As a historian who has written about President Franklin Delano Roosevelt’s response to the Holocaust, what intrigued me about that 1988 speech was the unique way in which the New York City mayor framed his criticism of FDR: “I will never forgive him for closing the doors to Jews who could have left Germany. Never will I forgive him. If you believe in purgatory – and I don’t even know what it is – that’s where he is, for that sin.”
In the years to follow, as Mayor Koch and I became friends and then coauthors, I had the opportunity to speak with him about that “purgatory” remark. And when a reporter from Italian National Television who was scheduled to interview Koch on the 65th anniversary of the liberation of Auschwitz asked me what topics I thought he should raise, I suggested bringing up the purgatory issue.
“I think it’s a Catholic expression,” Koch told him. “I’m not Catholic, I’m Jewish. I don’t think Jews have purgatory. I’m not really sure, I’m not religious myself, although I believe in God. But ‘purgatory’ [means] that you have an opportunity to deal with your sinful life and ultimately get to Heaven…you have to spend a time in purgatory, winning the right to enter Heaven.”
President Roosevelt “did many, many good things,” Koch emphasized, recalling FDR’s role in “saving the United States from the Depression” and leading America against Hitler in World War II. But FDR “also had an opportunity to save Jews before World War II,” and his failure to do is what landed him in purgatory, Koch explained. He cited Roosevelt’s decision to turn away the refugee ship St. Louis; his refusal to instruct the State Department to permit Jewish immigration up to the maximum allowed by law (the quotas were woefully under-filled); and the sham Evian Conference of 1938, which the Roosevelt administration convened to give the impression of concern for the Jewish refugees, without actually doing anything to aid them.
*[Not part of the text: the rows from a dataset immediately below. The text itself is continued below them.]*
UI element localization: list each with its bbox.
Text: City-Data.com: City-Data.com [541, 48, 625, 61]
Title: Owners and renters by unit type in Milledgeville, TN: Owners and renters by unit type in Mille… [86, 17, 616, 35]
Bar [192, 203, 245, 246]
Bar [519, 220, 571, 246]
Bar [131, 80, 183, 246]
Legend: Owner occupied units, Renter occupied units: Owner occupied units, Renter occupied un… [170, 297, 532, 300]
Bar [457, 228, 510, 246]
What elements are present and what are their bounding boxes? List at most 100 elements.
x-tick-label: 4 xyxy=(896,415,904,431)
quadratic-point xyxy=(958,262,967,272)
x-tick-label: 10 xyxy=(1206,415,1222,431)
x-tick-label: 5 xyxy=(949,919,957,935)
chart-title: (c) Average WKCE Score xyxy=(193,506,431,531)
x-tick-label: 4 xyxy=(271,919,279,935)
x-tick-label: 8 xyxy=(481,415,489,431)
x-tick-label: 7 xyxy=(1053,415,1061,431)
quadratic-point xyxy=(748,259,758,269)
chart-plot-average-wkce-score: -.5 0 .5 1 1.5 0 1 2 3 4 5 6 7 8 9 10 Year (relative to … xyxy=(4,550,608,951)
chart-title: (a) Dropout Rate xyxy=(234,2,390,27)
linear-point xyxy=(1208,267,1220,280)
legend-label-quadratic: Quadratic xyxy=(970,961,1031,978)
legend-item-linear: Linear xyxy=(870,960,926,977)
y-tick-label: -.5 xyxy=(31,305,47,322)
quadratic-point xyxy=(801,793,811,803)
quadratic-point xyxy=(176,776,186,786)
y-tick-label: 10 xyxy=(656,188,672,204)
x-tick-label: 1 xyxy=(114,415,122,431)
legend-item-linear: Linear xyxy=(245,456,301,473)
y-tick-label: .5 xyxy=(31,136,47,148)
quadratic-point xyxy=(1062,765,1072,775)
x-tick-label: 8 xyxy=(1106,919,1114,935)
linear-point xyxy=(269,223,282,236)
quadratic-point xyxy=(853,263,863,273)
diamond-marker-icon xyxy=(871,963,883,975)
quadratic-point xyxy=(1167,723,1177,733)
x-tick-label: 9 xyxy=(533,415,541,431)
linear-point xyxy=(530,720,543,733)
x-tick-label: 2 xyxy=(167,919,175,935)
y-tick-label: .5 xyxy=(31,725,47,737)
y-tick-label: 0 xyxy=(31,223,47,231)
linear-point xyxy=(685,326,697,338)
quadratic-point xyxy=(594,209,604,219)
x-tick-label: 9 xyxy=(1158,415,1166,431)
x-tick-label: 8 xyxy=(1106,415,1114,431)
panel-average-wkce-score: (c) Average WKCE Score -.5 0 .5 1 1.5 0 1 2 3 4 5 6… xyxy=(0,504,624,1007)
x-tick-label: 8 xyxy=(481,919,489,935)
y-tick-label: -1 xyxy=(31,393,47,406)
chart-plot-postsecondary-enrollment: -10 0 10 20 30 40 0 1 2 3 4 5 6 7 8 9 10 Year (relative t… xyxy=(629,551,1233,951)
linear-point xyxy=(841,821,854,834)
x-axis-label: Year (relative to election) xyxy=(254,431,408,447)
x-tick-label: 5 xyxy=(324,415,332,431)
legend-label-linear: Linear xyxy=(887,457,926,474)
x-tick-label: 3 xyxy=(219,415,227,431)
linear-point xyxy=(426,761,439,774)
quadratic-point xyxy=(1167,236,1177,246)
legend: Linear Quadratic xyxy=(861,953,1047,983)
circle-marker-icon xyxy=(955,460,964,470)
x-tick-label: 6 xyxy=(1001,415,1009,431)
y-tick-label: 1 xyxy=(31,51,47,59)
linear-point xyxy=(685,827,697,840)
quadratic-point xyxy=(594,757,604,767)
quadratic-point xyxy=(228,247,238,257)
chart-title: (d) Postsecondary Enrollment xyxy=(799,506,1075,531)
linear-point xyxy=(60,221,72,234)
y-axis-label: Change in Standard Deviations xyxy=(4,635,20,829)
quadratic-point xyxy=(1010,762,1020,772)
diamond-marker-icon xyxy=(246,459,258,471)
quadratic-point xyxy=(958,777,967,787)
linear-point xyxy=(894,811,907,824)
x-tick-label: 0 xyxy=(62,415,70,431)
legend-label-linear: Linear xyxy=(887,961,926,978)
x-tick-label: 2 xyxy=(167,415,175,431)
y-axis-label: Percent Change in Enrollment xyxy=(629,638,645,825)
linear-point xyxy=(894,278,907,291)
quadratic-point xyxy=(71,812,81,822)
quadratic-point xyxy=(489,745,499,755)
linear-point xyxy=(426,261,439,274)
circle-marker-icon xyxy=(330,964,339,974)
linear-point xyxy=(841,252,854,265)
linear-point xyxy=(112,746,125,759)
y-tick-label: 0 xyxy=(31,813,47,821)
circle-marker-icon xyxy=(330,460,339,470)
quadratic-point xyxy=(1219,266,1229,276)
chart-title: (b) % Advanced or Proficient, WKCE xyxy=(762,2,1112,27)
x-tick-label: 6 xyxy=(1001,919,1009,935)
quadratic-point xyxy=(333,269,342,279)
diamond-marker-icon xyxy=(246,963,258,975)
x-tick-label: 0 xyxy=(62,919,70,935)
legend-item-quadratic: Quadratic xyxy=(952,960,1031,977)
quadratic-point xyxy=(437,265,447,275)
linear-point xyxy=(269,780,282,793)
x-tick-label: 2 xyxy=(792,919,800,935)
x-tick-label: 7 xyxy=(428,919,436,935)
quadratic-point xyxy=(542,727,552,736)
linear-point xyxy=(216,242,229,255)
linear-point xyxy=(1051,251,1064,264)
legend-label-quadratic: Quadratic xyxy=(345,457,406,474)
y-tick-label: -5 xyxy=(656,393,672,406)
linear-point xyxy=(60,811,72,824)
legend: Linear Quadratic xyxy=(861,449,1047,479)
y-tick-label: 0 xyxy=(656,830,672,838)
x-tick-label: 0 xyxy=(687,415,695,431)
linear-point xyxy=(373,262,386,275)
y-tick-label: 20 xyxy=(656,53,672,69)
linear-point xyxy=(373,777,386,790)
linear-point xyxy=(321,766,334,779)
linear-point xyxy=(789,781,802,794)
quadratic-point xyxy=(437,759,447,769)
For me, however, perhaps the most significant part of the interview was Koch’s analysis of anti-Semitism in the U.S. in the 1930s and 1940s. Given the public mood in those days, was it politically possible for FDR to have done much for the Jews? Scholars looking at this issue tend to rely on newspaper reports, public opinion polls about prejudice, and statistics about the size of anti-Semitic organizations. But an eyewitness account can be very revealing. And Koch, having grown up in hardscrabble neighborhoods in Newark and Brooklyn in the 1930s and 1940s, had much to say about the subject.
“Yes, there was a lot of anti-Semitism in America in those years, but that is no excuse for Roosevelt’s inaction, which was vile,” Koch asserted. “A leader has to lead. He has to try to change minds.”
What about claims that helping the Jews would have undermined Roosevelt’s ability to convince the public to fight Hitler? “I don’t accept that,” Koch said. “I believe that the American public could have accepted saving Jews.” He wasn’t a sociologist. He just knew what he had experienced among the people he met in the neighborhoods where he lived and worked. Some were bigots. But most weren’t.
Koch wasn’t just speculating when he expressed his faith in the basic decency of most Americans. In April 1944 – while the Holocaust still raged, and before the deportations of Hungarian Jews began – the White House quietly commissioned a Gallup Poll on the subject. It asked the public about offering “temporary protection” to Jews fleeing Hitler. The supposedly anti-Semitic American public supported the idea by a margin of seventy percent to twenty-three percent. Despite that overwhelming public sentiment, President Roosevelt agreed to create just one refugee camp – in upstate New York, where some nine hundred eighty-two refugees were brought in the summer of 1944.